Com esta breve reflexão pré-eleitoral inicio uma série de quatro, que o Semanário Sol teve a simpatia de acolher. Reapresento-me como antigo colaborador do jornal i, lembrando que, após ter alinhado na ala reformista do Consulado de Marcello Caetano, vim a desempenhar papel de responsabilidade nas candidaturas a Belém do meu colega de Universidade Mário Soares, posto o que ingressei, a convite de Jorge Sampaio, no Partido Socialista para o vir a representar na Assembleia da República e na Câmara Municipal de Oeiras, sem prejuízo da atividade universitária e associativa. Do PS saí desabridamente anos depois em confronto com o desmadre do socratismo, mais do que por antipatia pessoal com José Sócrates, pressentindo o que, no entretanto, ganhou forma de insistente rumor para não ir mais longe em fase de trâmite judicial.
Como independente tornei-me depois interlocutor de Passos Coelho, apreciando o seu honrado comportamento no período de salvação nacional, ficando desconfortável ao vê-lo abandonar recentemente a liderança do PSD. Encontro-me assim em estado de espírito politicamente reticente, o que o leitor saberá tomar em consideração nas mensagens que lhe vou deixar, tanto mais quanto a construção política presa por arames, a que se preferiu chamar jocosamente geringonça, impediu levar a cabo uma dinâmica política coerente com o contexto, que consolidasse o país em termos de democracia, ordem e progresso. Nessa perspetiva, António Costa em lugar de salvar, como diz, o PS, enterrou-o na História repudiando o legado de Soares, Zenha, Sampaio, Guterres e até de Sócrates, que, tenha ou não sido pecaminoso o seu comportamento no domínio da corrupção, sonhou para o país um futuro melhor.
Passos Coelho acertou, pois, ao prever que, após o acesso ao poder da ‘geringonça’, viria o diabo. Tê-lo-á dito metaforicamente sem acreditar inclusive na existência do mafarrico. Dai que não aprofundasse o problema, confundindo Satan com as suas obras.

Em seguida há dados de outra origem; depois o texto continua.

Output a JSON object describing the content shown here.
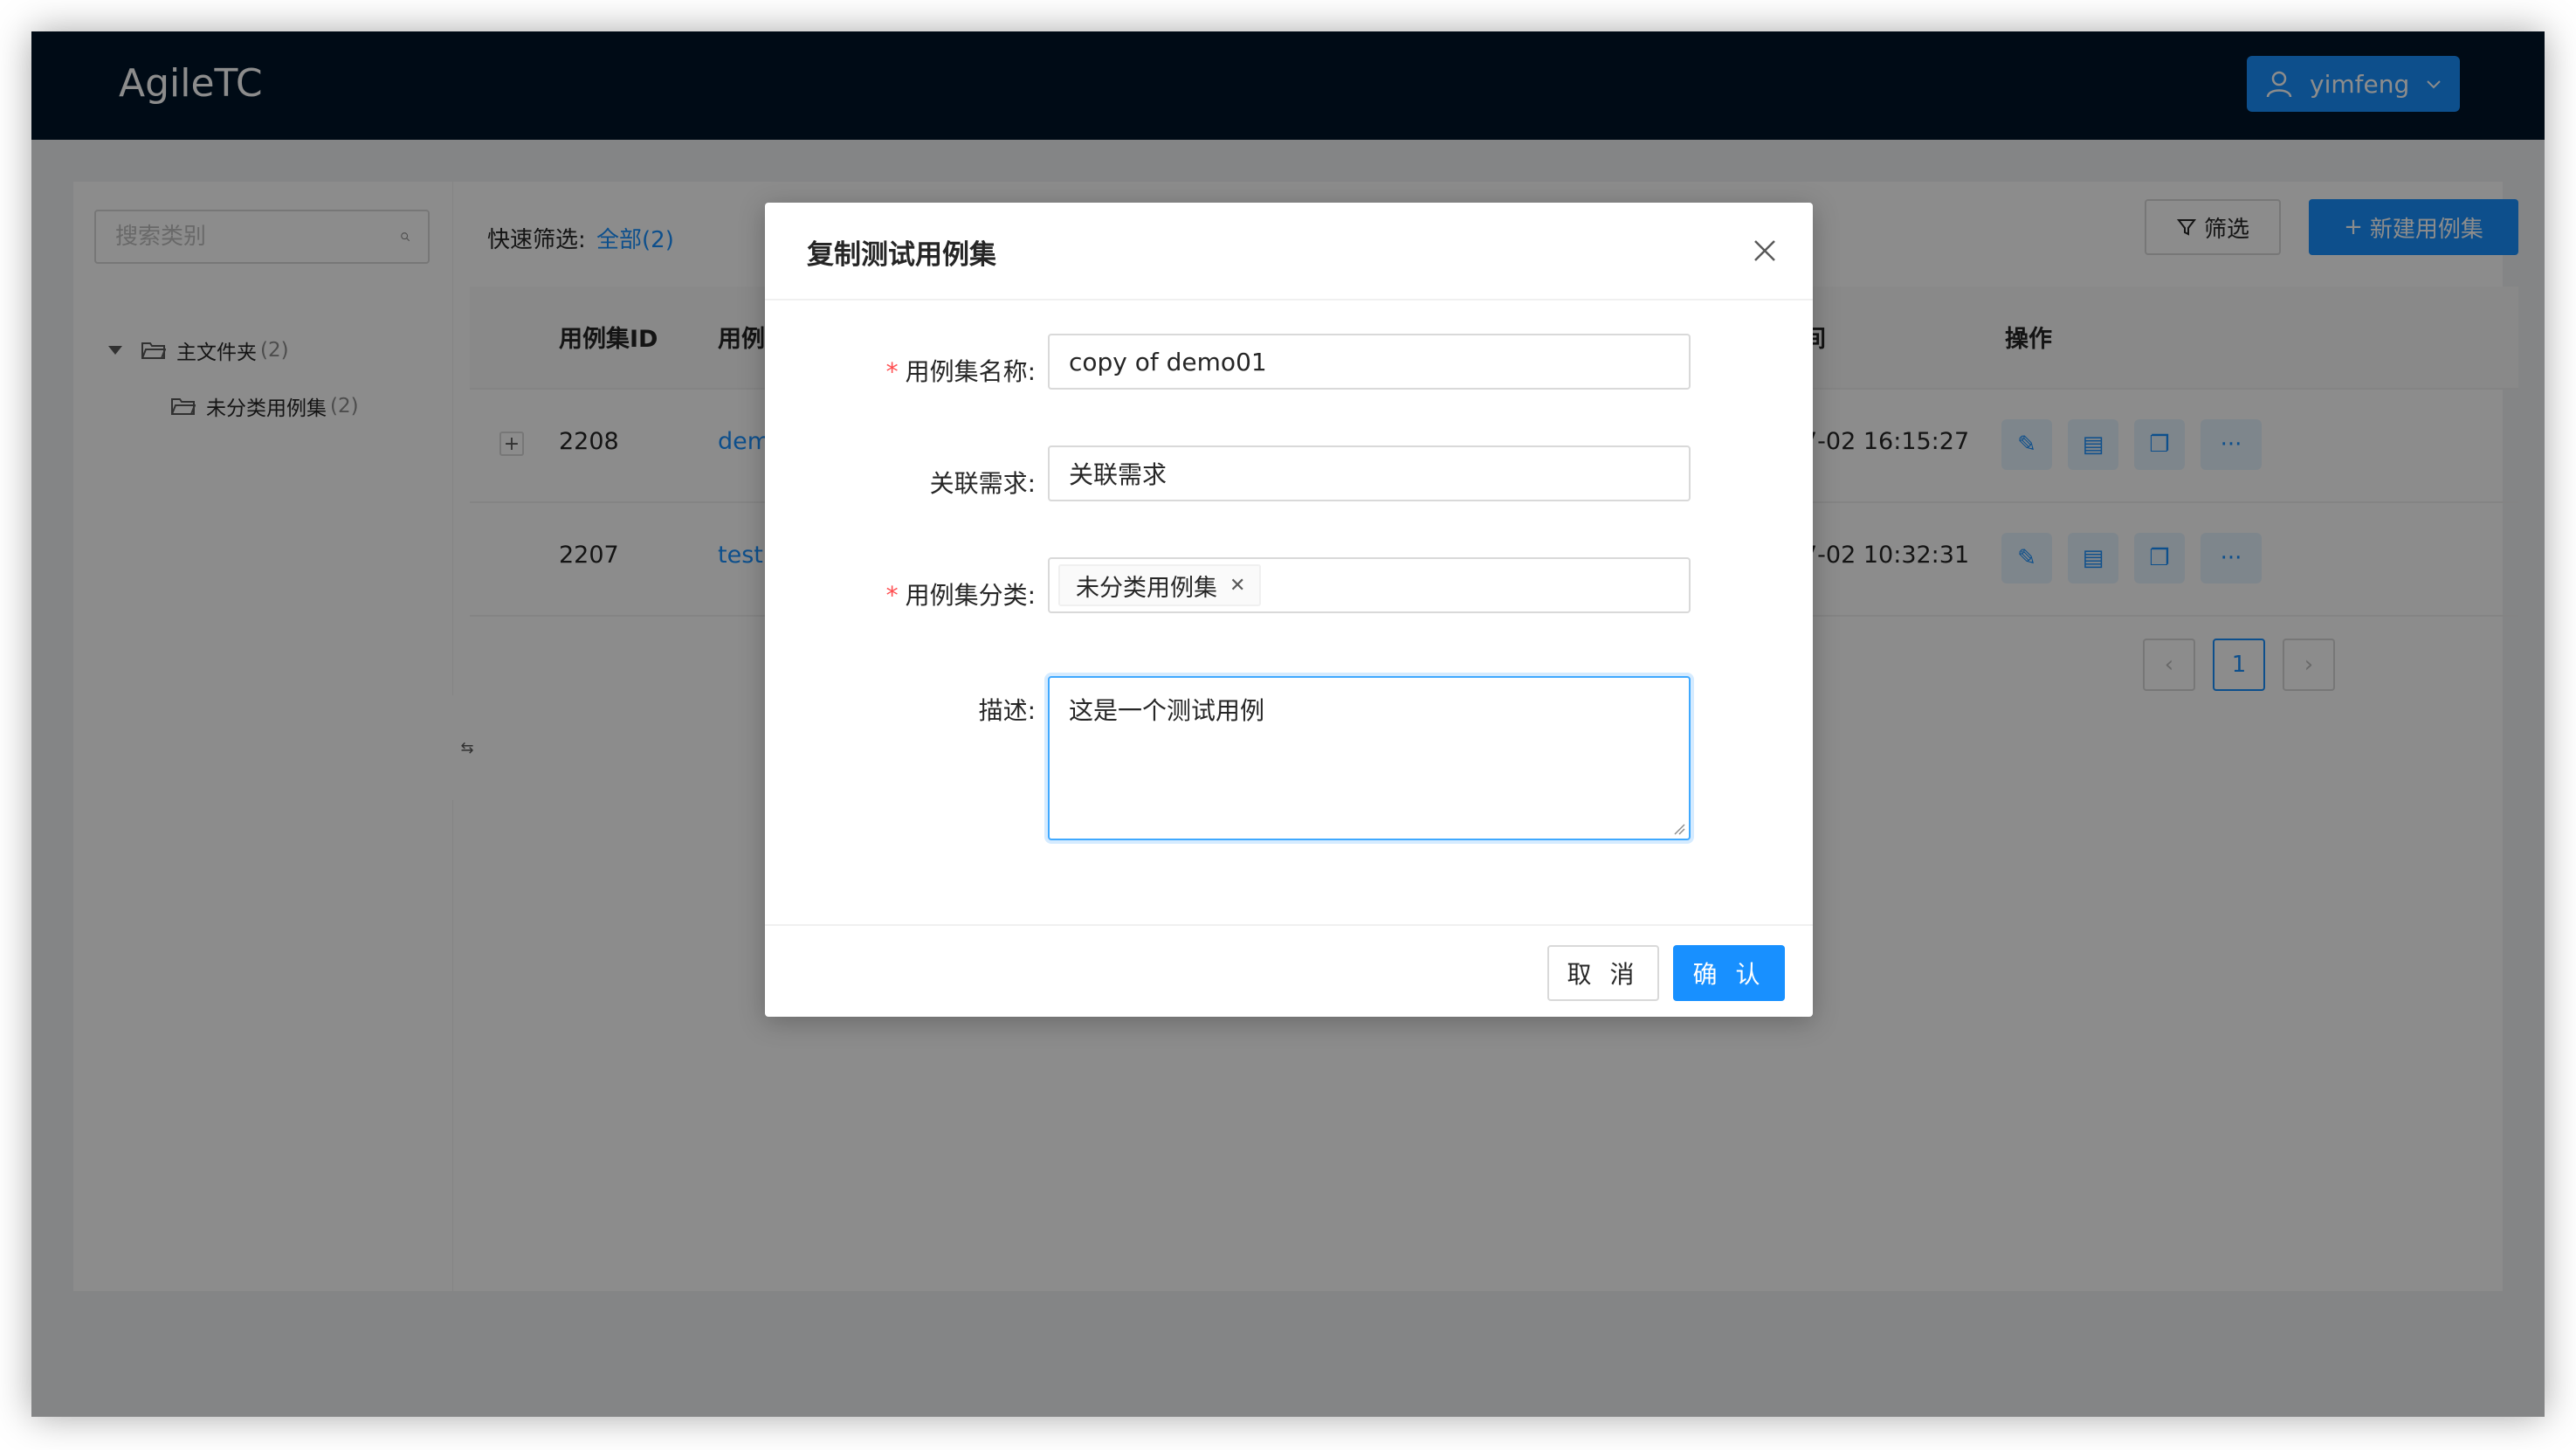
{
  "app": {
    "title": "AgileTC"
  },
  "user": {
    "name": "yimfeng"
  },
  "sidebar": {
    "search_placeholder": "搜索类别",
    "tree": [
      {
        "label": "主文件夹",
        "count": "(2)"
      },
      {
        "label": "未分类用例集",
        "count": "(2)"
      }
    ]
  },
  "toolbar": {
    "quick_filter_label": "快速筛选:",
    "quick_filter_value": "全部(2)",
    "filter_button": "筛选",
    "new_button": "新建用例集"
  },
  "table": {
    "headers": {
      "id": "用例集ID",
      "name": "用例",
      "time": "间",
      "ops": "操作"
    },
    "rows": [
      {
        "id": "2208",
        "name": "dem",
        "time": "7-02 16:15:27"
      },
      {
        "id": "2207",
        "name": "test",
        "time": "7-02 10:32:31"
      }
    ]
  },
  "pagination": {
    "current": "1"
  },
  "modal": {
    "title": "复制测试用例集",
    "fields": {
      "name": {
        "label": "用例集名称:",
        "value": "copy of demo01"
      },
      "requirement": {
        "label": "关联需求:",
        "placeholder": "关联需求"
      },
      "category": {
        "label": "用例集分类:",
        "tag": "未分类用例集"
      },
      "description": {
        "label": "描述:",
        "value": "这是一个测试用例"
      }
    },
    "cancel_label": "取 消",
    "ok_label": "确 认"
  },
  "colors": {
    "primary": "#1890ff",
    "header": "#001529",
    "required": "#ff4d4f"
  }
}
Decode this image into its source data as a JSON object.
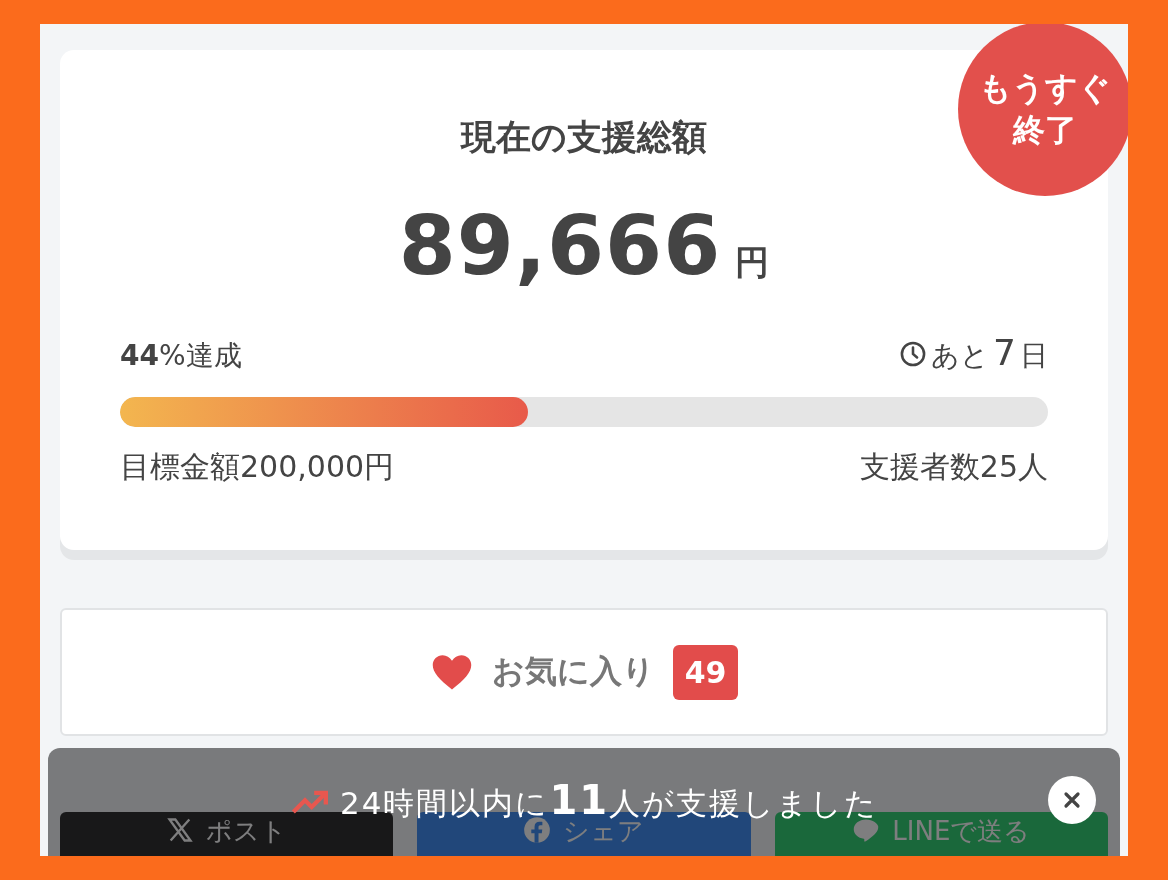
{
  "card": {
    "title": "現在の支援総額",
    "amount": "89,666",
    "currency": "円",
    "badge": [
      "もうすぐ",
      "終了"
    ],
    "achievement": {
      "value": "44",
      "unit": "%達成"
    },
    "remaining": {
      "prefix": "あと",
      "value": "7",
      "unit": "日"
    },
    "progress": {
      "level": 0.44
    },
    "goal": "目標金額200,000円",
    "backers": "支援者数25人"
  },
  "favorite": {
    "label": "お気に入り",
    "count": "49"
  },
  "share_buttons": [
    {
      "kind": "x",
      "label": "ポスト"
    },
    {
      "kind": "facebook",
      "label": "シェア"
    },
    {
      "kind": "line",
      "label": "LINEで送る"
    }
  ],
  "toast": {
    "text": "24時間以内に**11**人が支援しました"
  }
}
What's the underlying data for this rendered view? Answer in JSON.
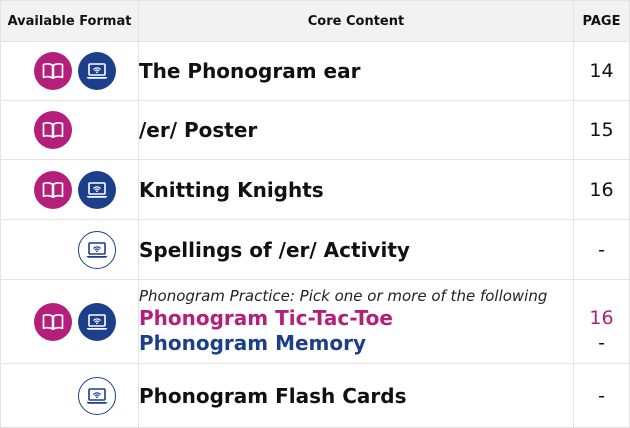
{
  "header": {
    "formats": "Available Format",
    "content": "Core Content",
    "page": "PAGE"
  },
  "rows": [
    {
      "title": "The Phonogram ear",
      "page": "14",
      "formats": [
        "book-icon",
        "web-icon"
      ]
    },
    {
      "title": "/er/ Poster",
      "page": "15",
      "formats": [
        "book-icon"
      ]
    },
    {
      "title": "Knitting Knights",
      "page": "16",
      "formats": [
        "book-icon",
        "web-icon"
      ]
    },
    {
      "title": "Spellings of /er/ Activity",
      "page": "-",
      "formats": [
        "web-icon"
      ]
    },
    {
      "note": "Phonogram Practice: Pick one or more of the following",
      "items": [
        {
          "title": "Phonogram Tic-Tac-Toe",
          "page": "16"
        },
        {
          "title": "Phonogram Memory",
          "page": "-"
        }
      ],
      "formats": [
        "book-icon",
        "web-icon"
      ]
    },
    {
      "title": "Phonogram Flash Cards",
      "page": "-",
      "formats": [
        "web-icon"
      ]
    }
  ],
  "colors": {
    "book": "#b41f7b",
    "web": "#1c3f8c",
    "header_bg": "#f2f2f2"
  }
}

Explicando-me melhor: escamotear ou retocar ardilosamente resultados económicos e financeiros, recomendar o não cumprimento integral da lei, atrasar a evolução judicial com expedientes dilatórios, defender os fortes para atacar os fracos numa negociação laboral, ignorar o incumprimento de compromisso de pagamento a pensionistas e sinistrados, inventar achamentos de munições roubadas pela incúria de quem as devia guardar, constranger comentadores, analistas e órgãos de informação, são obviamente ações ou omissões tão negativas quanto as igrejas cristãs as poderiam ter como satânicas. Contudo, não são o diabo em si mesmo.
O príncipe das trevas identifica-se com a Mentira, que se opõe à Luz, Verdade e Vida da preleção evangélica. Ora é exatamente a mencionada mentira, se o leitor preferir falsidade que se instalou em Portugal em termos inadmissíveis ainda no começo deste século. As eleições legislativas que se aproximam podem servir para se iniciar o vigoroso resgate moral, ou pelo contrário acelerar o deslizamento ético, que só uma crise à grega viria corrigir. O socratismo perdura como recentes escolhas o demonstraram. O leitor conhece-as. Vote como melhor lhe aprouver. Contudo, algumas dicas lhe deixarei nas reflexões seguintes.